As the COVID-19 pandemic enters its second year, scientists are still working to understand how the SARS-CoV-2 strain evolved, and how it became so much more dangerous than other coronaviruses, which humans have been living alongside for millennia.

Virologists and epidemiologists worldwide have speculated for months that a protein called ORF8 likely holds the answer, and a recent study by Berkeley Lab scientists has helped confirm this hypothesis.

In a paper published in mBio, lead author Russell Neches and his colleagues show that ORF8 evolved from another coronavirus protein called ORF7a, and that both proteins have folds similar to that of a human antibody. This finding helps to explain how the virus avoids immune detection and is able to escalate into a severe infection in some hosts.

“By exploring the structural and functional characteristics of ORF8, and using supercomputers to look at the genomes of over 200,000 viruses, we discovered a striking and highly unusual evolutionary strategy,” said co-author Nikos Kyrpides, a computational biologist at the DOE Joint Genome Institute (JGI). “Amazingly, it seems that within the SARS clade, the gene encoding ORF7a is used as a ‘template’ gene, remaining stable, with a duplicate copy of this gene evolving to a point almost beyond recognition.” SARS-CoV-2 arose and exploded into a pandemic when a SARS strain’s duplicate ORF7a gene happened to mutate leading to a new protein (which we now call ORF8) that gave it the ability to interfere with immune cells.

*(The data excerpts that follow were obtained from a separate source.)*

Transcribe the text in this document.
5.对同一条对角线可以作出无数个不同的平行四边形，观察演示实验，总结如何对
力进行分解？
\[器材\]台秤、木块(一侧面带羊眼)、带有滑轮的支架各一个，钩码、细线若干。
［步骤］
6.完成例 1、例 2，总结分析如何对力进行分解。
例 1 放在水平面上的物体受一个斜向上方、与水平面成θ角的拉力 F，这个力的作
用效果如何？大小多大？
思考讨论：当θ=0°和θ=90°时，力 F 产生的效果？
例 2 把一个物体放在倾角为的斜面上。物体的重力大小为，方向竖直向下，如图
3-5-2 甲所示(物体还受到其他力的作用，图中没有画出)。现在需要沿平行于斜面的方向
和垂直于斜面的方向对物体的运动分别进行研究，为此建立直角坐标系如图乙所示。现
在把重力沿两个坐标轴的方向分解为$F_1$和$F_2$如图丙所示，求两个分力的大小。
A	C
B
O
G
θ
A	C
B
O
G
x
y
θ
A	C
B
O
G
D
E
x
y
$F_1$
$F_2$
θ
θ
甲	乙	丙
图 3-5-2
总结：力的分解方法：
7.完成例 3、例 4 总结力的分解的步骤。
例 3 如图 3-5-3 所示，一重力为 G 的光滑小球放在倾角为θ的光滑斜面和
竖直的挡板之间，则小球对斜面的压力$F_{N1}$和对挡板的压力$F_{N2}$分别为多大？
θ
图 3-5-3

According to the team, a similar event occurred in the SARS-CoV strain that caused the SARS epidemic in the early 2000s. In that instance, a copy of the ORF7a gene split into two, resulting in ORF8a and ORF8b proteins.

Christos Ouzounis, senior author of the study and a JGI affiliate scientist, noted that the connection between ORF8 and ORF7a was initially quite difficult to make, due to how little was known about this set of genes and their encoded proteins compared with the existing knowledge about surface proteins (such as the infamous spike protein), and because ORF8 and ORF7a currently seem wildly different. ORF7a is highly stable, mutation resistant protein that interacts with very few mammalian host proteins, whereas ORF8 is encoded by the most mutation prone gene in the viral genome, and is now known to be involved in dozens of interactions in the human body.

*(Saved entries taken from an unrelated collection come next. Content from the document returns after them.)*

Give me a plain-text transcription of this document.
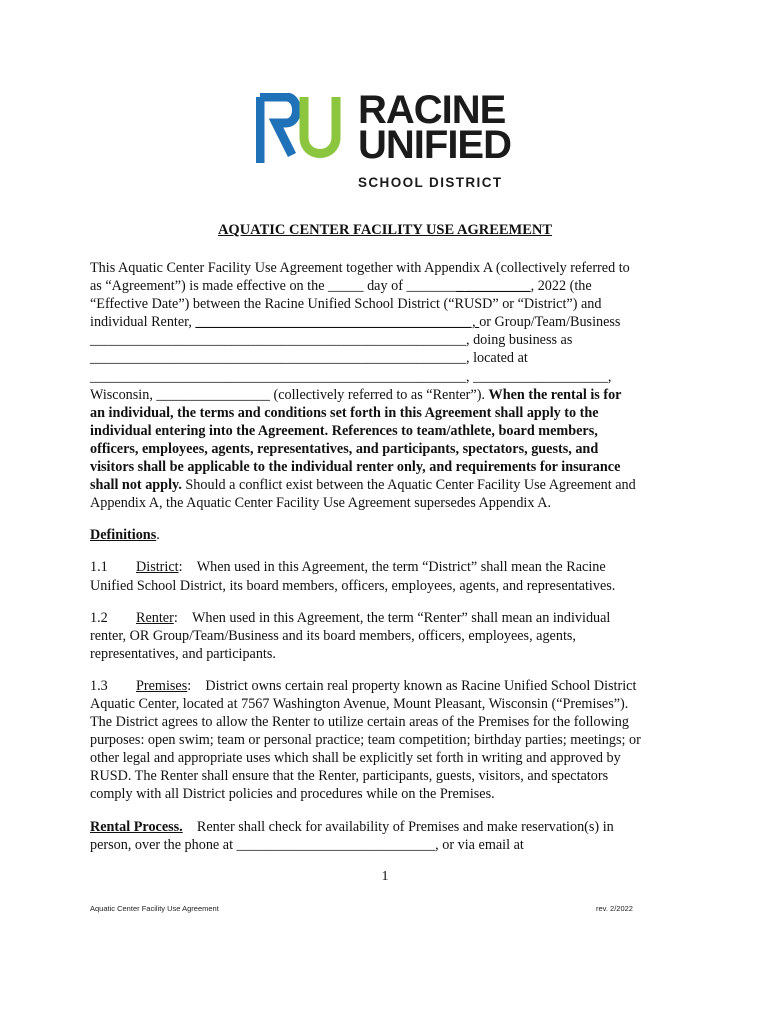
RACINE
UNIFIED
SCHOOL DISTRICT
AQUATIC CENTER FACILITY USE AGREEMENT

This Aquatic Center Facility Use Agreement together with Appendix A (collectively referred to
as “Agreement”) is made effective on the _____ day of ________ _________, 2022 (the
“Effective Date”) between the Racine Unified School District (“RUSD” or “District”) and
individual Renter, _______________________________________, or Group/Team/Business
_____________________________________________________, doing business as
_____________________________________________________, located at
_____________________________________________________, ___________________,
Wisconsin, ________________ (collectively referred to as “Renter”). When the rental is for
an individual, the terms and conditions set forth in this Agreement shall apply to the
individual entering into the Agreement. References to team/athlete, board members,
officers, employees, agents, representatives, and participants, spectators, guests, and
visitors shall be applicable to the individual renter only, and requirements for insurance
shall not apply. Should a conflict exist between the Aquatic Center Facility Use Agreement and
Appendix A, the Aquatic Center Facility Use Agreement supersedes Appendix A.

Definitions.

1.1 District: When used in this Agreement, the term “District” shall mean the Racine
Unified School District, its board members, officers, employees, agents, and representatives.

1.2 Renter: When used in this Agreement, the term “Renter” shall mean an individual
renter, OR Group/Team/Business and its board members, officers, employees, agents,
representatives, and participants.

1.3 Premises: District owns certain real property known as Racine Unified School District
Aquatic Center, located at 7567 Washington Avenue, Mount Pleasant, Wisconsin (“Premises”).
The District agrees to allow the Renter to utilize certain areas of the Premises for the following
purposes: open swim; team or personal practice; team competition; birthday parties; meetings; or
other legal and appropriate uses which shall be explicitly set forth in writing and approved by
RUSD. The Renter shall ensure that the Renter, participants, guests, visitors, and spectators
comply with all District policies and procedures while on the Premises.

Rental Process. Renter shall check for availability of Premises and make reservation(s) in
person, over the phone at ____________________________, or via email at

1
Aquatic Center Facility Use Agreement	rev. 2/2022
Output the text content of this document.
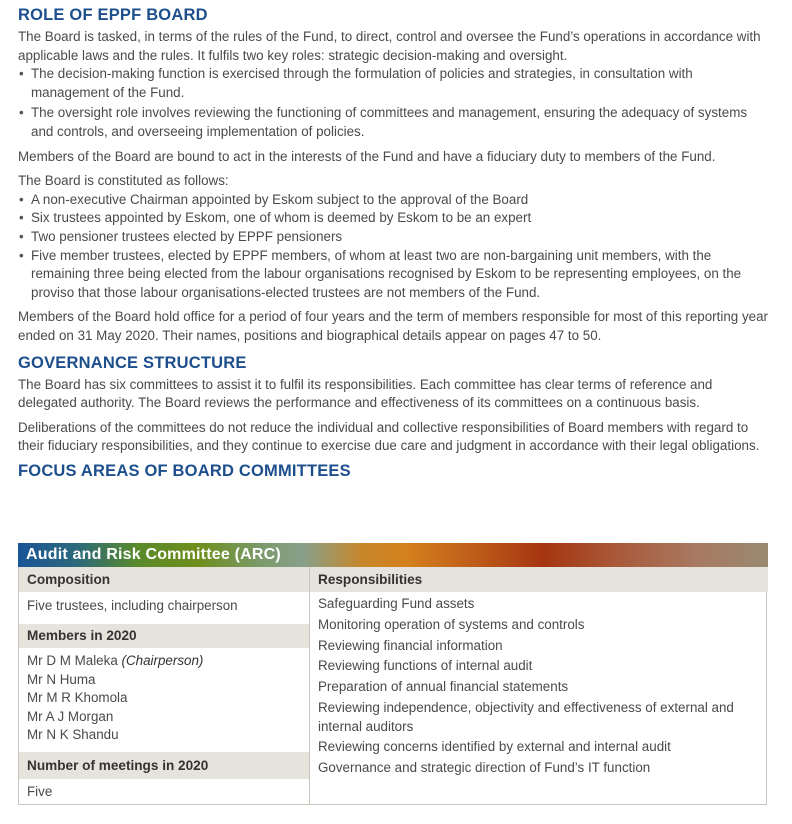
ROLE OF EPPF BOARD

The Board is tasked, in terms of the rules of the Fund, to direct, control and oversee the Fund’s operations in accordance with applicable laws and the rules. It fulfils two key roles: strategic decision-making and oversight.

• The decision-making function is exercised through the formulation of policies and strategies, in consultation with management of the Fund.
• The oversight role involves reviewing the functioning of committees and management, ensuring the adequacy of systems and controls, and overseeing implementation of policies.

Members of the Board are bound to act in the interests of the Fund and have a fiduciary duty to members of the Fund.

The Board is constituted as follows:

• A non-executive Chairman appointed by Eskom subject to the approval of the Board
• Six trustees appointed by Eskom, one of whom is deemed by Eskom to be an expert
• Two pensioner trustees elected by EPPF pensioners
• Five member trustees, elected by EPPF members, of whom at least two are non-bargaining unit members, with the remaining three being elected from the labour organisations recognised by Eskom to be representing employees, on the proviso that those labour organisations-elected trustees are not members of the Fund.

Members of the Board hold office for a period of four years and the term of members responsible for most of this reporting year ended on 31 May 2020. Their names, positions and biographical details appear on pages 47 to 50.

GOVERNANCE STRUCTURE

The Board has six committees to assist it to fulfil its responsibilities. Each committee has clear terms of reference and delegated authority. The Board reviews the performance and effectiveness of its committees on a continuous basis.

Deliberations of the committees do not reduce the individual and collective responsibilities of Board members with regard to their fiduciary responsibilities, and they continue to exercise due care and judgment in accordance with their legal obligations.

FOCUS AREAS OF BOARD COMMITTEES
Audit and Risk Committee (ARC)
Composition
Five trustees, including chairperson
Members in 2020
Mr D M Maleka (Chairperson)
Mr N Huma
Mr M R Khomola
Mr A J Morgan
Mr N K Shandu
Number of meetings in 2020
Five
Responsibilities
Safeguarding Fund assets
Monitoring operation of systems and controls
Reviewing financial information
Reviewing functions of internal audit
Preparation of annual financial statements
Reviewing independence, objectivity and effectiveness of external and internal auditors
Reviewing concerns identified by external and internal audit
Governance and strategic direction of Fund’s IT function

“Our findings – and their confirmation by parallel sequence and structure studies – reveal ORF8 to be an evolutionary hotspot in the SARS lineage. The lack of knowledge about the role of these genes has diverted attention to the more well-understood genes, but we now know more about this gene and hopefully it will receive more attention from the community,” said Kyrpides.


This work was supported by the ExaBiome Project, a Berkeley Lab-led collaboration that develops supercomputing tools for microbiome analysis. JGI is an Office of Science user facility.